Three subtypes of cancer-associated fibroblasts (CAF) could guide the design of personalized treatment for lung cancer patients, according to a new study in Cancer Cell led by researchers at Massachusetts General Hospital (MGH).
Solid tumors like non-small-cell lung cancer (NSCLC) contain at least three major cellular components: cancer cells, immune cells and CAFs (which produce a tumor’s cellular matrix and secrete signaling molecules). Current personalized cancer treatment approaches predominantly focus on targeting the cancer cells (e.g., oncogene-specific inhibitors) and the immune context (e.g., immune checkpoint blockade) of a tumor. And it had been unclear whether CAFs could be leveraged for designing more personalized treatment.
Unlike cancer cells that are readily distinguishable based on genomic aberrations, the characterization of CAFs’ heterogeneity has been historically challenging. As a result, previous attempts to universally target and broadly deplete CAFs rarely improved patient outcomes in the clinic. “We need a new approach to characterize CAFs. Importantly, we need to gain a comprehensive understanding of different CAFs’ biological functions and their clinical significance,” says lead author Haichuan Hu, MD, Ph.D., research staff in the Mass General Cancer Center and an instructor in Medicine at Harvard Medical School.
As they reported in the paper, chosen as the cover story of Cancer Cell’s November issue, the researchers derived CAFs from lung cancer biopsied tissue and compiled a large collection with a broad molecular spectrum. Using this living biobank of CAFs, the researchers could test the CAFs in the lab and compare their therapeutic impacts with the corresponding patients’ treatment responses.
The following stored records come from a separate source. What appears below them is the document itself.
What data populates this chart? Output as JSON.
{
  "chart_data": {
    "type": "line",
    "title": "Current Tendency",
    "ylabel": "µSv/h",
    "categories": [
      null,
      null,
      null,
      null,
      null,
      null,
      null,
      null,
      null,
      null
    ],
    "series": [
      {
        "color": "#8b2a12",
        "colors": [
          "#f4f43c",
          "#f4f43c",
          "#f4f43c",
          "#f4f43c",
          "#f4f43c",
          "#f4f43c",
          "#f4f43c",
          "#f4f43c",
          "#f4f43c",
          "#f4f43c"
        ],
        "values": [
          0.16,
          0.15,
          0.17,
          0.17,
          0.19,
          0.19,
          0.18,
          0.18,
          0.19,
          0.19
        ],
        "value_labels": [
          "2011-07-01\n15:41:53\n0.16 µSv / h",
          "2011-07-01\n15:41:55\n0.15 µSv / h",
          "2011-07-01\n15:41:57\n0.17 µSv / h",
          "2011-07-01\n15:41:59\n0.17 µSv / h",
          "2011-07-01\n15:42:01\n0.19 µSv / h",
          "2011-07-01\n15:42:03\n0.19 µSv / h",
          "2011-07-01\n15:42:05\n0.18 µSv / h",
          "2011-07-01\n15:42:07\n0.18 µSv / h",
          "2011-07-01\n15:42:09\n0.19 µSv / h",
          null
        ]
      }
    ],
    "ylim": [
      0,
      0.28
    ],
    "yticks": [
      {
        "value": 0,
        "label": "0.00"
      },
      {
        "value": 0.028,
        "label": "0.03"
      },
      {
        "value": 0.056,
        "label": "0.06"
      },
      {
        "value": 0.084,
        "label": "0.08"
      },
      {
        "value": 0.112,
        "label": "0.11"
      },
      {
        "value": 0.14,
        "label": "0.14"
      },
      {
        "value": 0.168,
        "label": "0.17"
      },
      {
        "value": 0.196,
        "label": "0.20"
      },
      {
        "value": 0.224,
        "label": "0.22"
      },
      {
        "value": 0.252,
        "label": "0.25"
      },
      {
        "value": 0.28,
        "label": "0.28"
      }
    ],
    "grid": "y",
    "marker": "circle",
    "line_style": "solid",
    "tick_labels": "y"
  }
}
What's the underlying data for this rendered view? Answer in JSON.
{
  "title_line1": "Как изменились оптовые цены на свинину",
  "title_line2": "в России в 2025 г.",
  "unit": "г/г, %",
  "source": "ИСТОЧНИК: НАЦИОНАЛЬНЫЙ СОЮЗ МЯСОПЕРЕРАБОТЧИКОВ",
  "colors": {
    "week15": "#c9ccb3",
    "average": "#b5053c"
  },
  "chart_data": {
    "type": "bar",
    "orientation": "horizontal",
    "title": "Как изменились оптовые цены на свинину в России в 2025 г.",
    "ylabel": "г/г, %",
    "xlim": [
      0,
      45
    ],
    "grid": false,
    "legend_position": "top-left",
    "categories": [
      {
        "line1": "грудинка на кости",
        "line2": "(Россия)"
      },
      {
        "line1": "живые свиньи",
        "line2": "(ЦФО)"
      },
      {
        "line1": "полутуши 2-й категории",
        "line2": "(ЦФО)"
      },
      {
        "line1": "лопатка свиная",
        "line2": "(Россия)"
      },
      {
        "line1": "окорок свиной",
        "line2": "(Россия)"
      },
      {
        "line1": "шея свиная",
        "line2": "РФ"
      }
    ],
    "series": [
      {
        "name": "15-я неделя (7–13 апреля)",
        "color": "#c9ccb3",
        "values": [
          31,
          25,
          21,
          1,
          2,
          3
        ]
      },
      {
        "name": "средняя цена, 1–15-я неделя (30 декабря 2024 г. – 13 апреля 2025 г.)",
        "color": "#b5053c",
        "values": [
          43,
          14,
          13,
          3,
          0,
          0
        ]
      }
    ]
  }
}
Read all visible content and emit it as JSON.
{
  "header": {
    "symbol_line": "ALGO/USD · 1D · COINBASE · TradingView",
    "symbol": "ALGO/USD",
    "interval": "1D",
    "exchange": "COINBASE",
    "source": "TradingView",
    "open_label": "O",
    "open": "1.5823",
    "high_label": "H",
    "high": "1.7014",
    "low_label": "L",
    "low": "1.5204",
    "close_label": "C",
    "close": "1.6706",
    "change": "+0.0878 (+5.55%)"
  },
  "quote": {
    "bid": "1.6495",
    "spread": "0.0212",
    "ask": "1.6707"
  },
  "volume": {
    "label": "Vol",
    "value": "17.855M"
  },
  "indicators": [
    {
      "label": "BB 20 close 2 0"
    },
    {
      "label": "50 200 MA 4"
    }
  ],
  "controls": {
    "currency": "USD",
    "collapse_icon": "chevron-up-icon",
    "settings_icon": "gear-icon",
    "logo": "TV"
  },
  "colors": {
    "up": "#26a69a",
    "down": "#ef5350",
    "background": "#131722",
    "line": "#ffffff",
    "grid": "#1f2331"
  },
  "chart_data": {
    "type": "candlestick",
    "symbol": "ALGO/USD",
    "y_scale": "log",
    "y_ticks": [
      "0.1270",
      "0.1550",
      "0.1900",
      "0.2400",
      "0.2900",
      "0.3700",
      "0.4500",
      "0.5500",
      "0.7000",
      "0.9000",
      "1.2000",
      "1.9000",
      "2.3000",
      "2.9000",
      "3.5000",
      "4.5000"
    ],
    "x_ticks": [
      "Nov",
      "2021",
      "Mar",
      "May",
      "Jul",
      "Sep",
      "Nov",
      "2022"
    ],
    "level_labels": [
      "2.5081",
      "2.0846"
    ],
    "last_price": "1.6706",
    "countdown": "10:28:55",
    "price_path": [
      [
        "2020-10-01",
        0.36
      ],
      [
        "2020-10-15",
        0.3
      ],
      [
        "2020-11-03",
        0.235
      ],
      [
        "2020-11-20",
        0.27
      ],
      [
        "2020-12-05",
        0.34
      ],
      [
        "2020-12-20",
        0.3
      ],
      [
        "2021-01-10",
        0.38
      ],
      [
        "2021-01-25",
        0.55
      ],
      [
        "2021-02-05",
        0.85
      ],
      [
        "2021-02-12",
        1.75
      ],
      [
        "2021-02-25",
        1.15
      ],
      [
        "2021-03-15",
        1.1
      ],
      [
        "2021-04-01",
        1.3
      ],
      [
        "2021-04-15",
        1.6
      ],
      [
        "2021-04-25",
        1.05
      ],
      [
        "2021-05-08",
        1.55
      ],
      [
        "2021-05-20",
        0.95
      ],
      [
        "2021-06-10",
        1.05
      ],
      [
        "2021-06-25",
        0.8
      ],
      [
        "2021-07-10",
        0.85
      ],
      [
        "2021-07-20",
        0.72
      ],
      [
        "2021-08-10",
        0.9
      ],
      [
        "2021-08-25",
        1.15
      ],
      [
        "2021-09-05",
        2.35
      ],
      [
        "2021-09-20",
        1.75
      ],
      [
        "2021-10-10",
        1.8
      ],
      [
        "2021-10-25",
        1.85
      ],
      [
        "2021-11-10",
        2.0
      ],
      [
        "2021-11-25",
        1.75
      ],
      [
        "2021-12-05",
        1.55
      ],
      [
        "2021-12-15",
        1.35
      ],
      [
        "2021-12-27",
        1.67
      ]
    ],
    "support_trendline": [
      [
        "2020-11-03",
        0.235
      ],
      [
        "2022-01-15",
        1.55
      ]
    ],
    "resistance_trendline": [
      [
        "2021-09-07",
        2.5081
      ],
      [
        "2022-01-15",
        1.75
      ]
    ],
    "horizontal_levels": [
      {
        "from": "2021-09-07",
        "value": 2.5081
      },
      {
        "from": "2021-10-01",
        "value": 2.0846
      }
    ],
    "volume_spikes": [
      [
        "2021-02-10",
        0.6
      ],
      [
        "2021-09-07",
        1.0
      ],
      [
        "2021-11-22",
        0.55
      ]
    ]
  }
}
By investigating CAFs’ heterogeneity using the same therapeutics given to patients, they identified three subtypes with distinct biological functions and therapeutic implications:
those robustly protective of cancers because they highly express the growth factors HGF and FGF7
those moderately protective of cancers and highly expressing FGF7
and those providing minimal protection and producing inflammatory factors, thus recruiting immune cells.
Thus, patients carrying the first two subtypes of CAFs may benefit from supplementing their treatment (e.g., EGFR TKI and ALK TKI) with additional drugs targeting MET (HGF receptor) and FGFR (FGF7 receptor), and patients carrying the third subtype of CAFs may benefit further from immuno-oncology strategies.
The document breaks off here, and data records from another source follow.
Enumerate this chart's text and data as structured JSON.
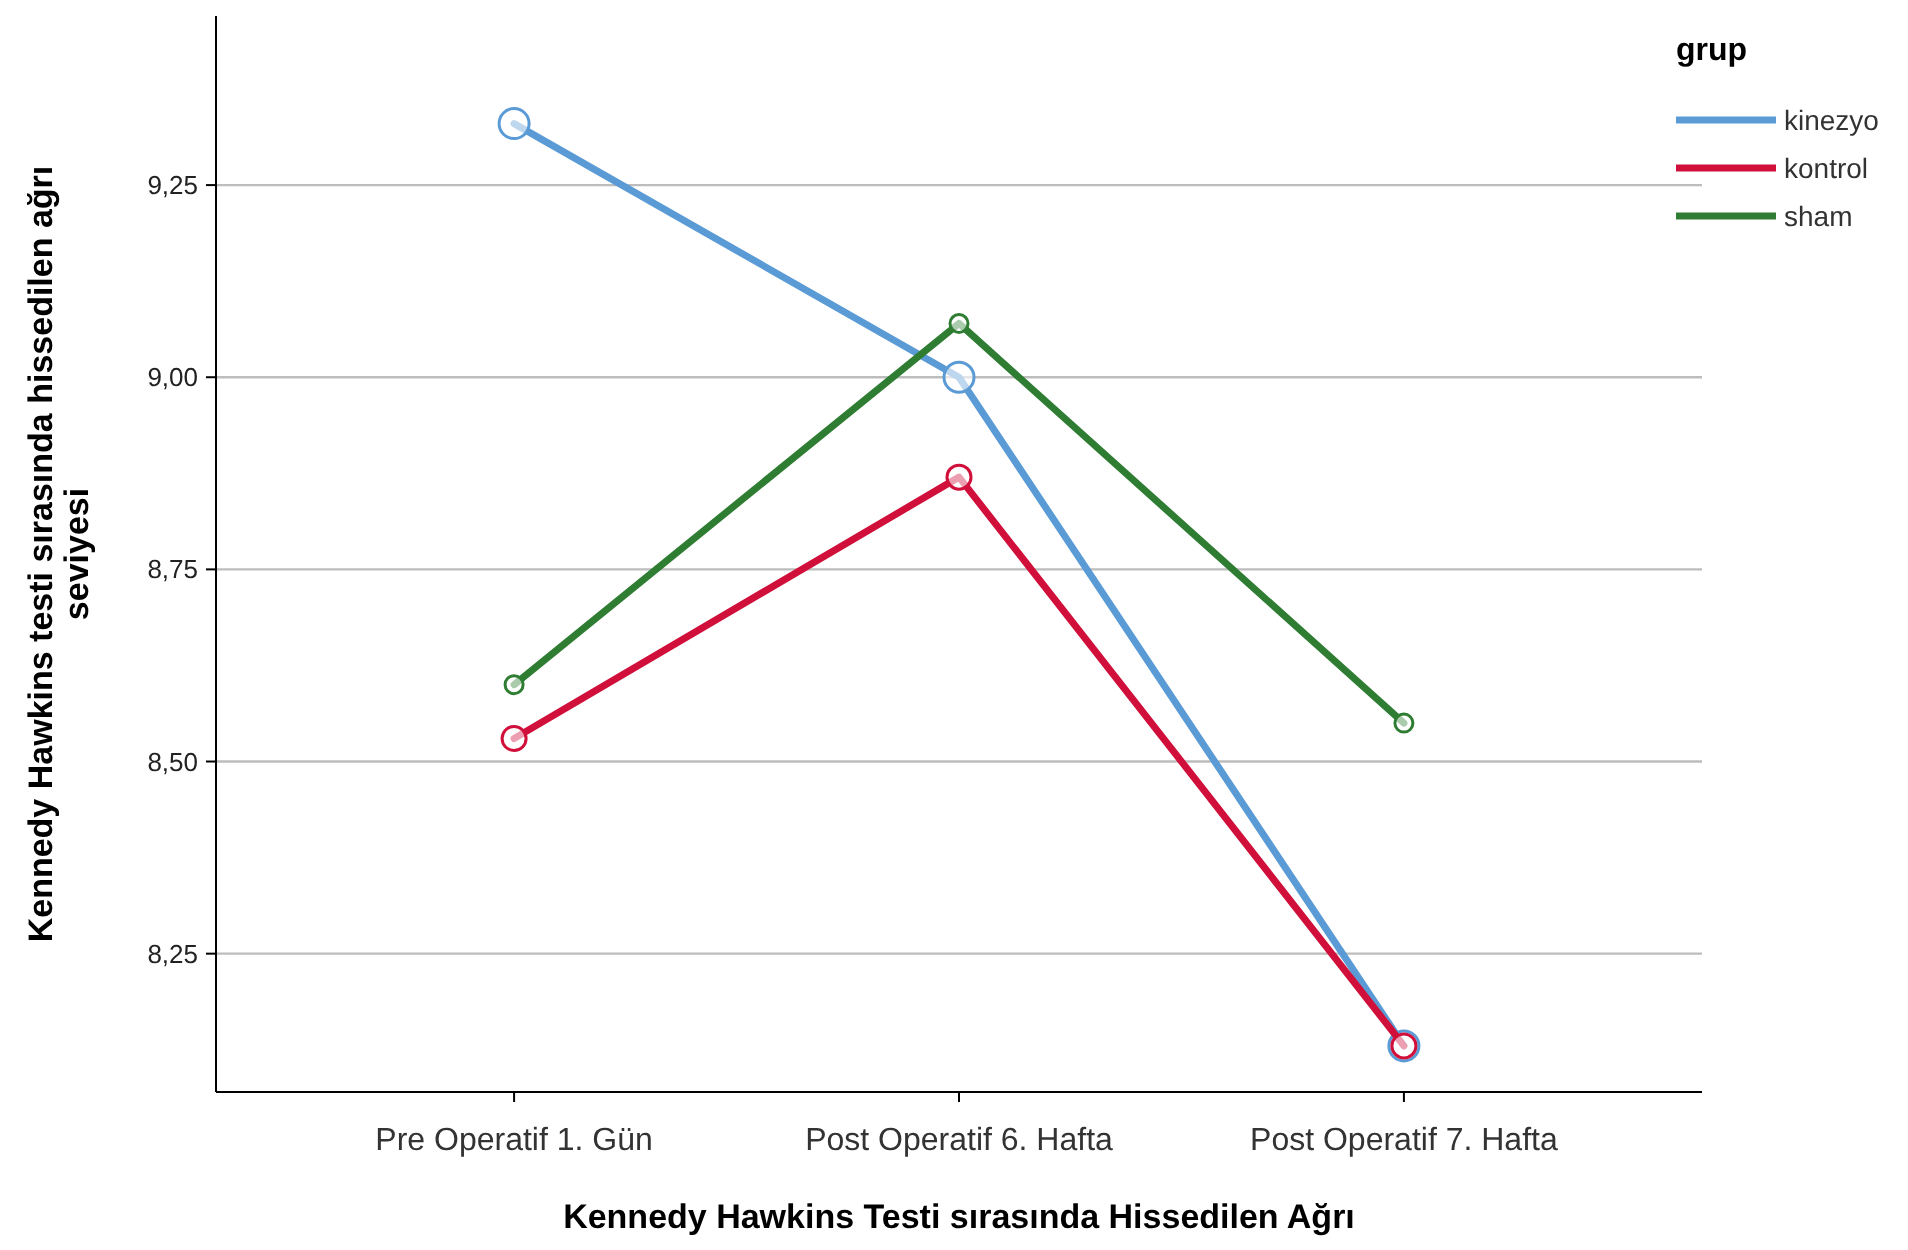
{
  "chart_data": {
    "type": "line",
    "xlabel": "Kennedy Hawkins Testi sırasında Hissedilen Ağrı",
    "ylabel": "Kennedy Hawkins testi sırasında hissedilen ağrı seviyesi",
    "legend_title": "grup",
    "categories": [
      "Pre Operatif 1. Gün",
      "Post Operatif 6. Hafta",
      "Post Operatif 7. Hafta"
    ],
    "series": [
      {
        "name": "kinezyo",
        "color": "#5b9bd5",
        "values": [
          9.33,
          9.0,
          8.13
        ]
      },
      {
        "name": "kontrol",
        "color": "#d0103a",
        "values": [
          8.53,
          8.87,
          8.13
        ]
      },
      {
        "name": "sham",
        "color": "#2e7d32",
        "values": [
          8.6,
          9.07,
          8.55
        ]
      }
    ],
    "ylim": [
      8.07,
      9.47
    ],
    "yticks": [
      {
        "value": 8.25,
        "label": "8,25"
      },
      {
        "value": 8.5,
        "label": "8,50"
      },
      {
        "value": 8.75,
        "label": "8,75"
      },
      {
        "value": 9.0,
        "label": "9,00"
      },
      {
        "value": 9.25,
        "label": "9,25"
      }
    ],
    "grid": "y",
    "legend": "top right",
    "marker": "circle",
    "line_style": "solid"
  }
}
The MGH researchers further demonstrated that these functional subtypes of lung CAFs associate with patients’ clinical outcomes to targeted therapies, and CAFs’ functional distinctions are governed by their intrinsic transforming growth factor beta (TGF-β) signaling pathway activities that regulate the HGF and FGF7 expression levels.
For the first time, the researchers show the functional landscape of the broad spectrum of CAFs in lung cancer. The vast distinctions in CAFs’ therapeutic and clinical impacts underscore the need to refine mainstream treatments based on this unique parameter. Biologists often refer to cancer as an ecosystem in which every cell matters during clinical management. Hu notes: “With many ongoing endeavors like this one, I am optimistic that one day a fully personalized lung cancer treatment plan can be developed by taking into account the specific feature of each cell in a patient’s tumor.”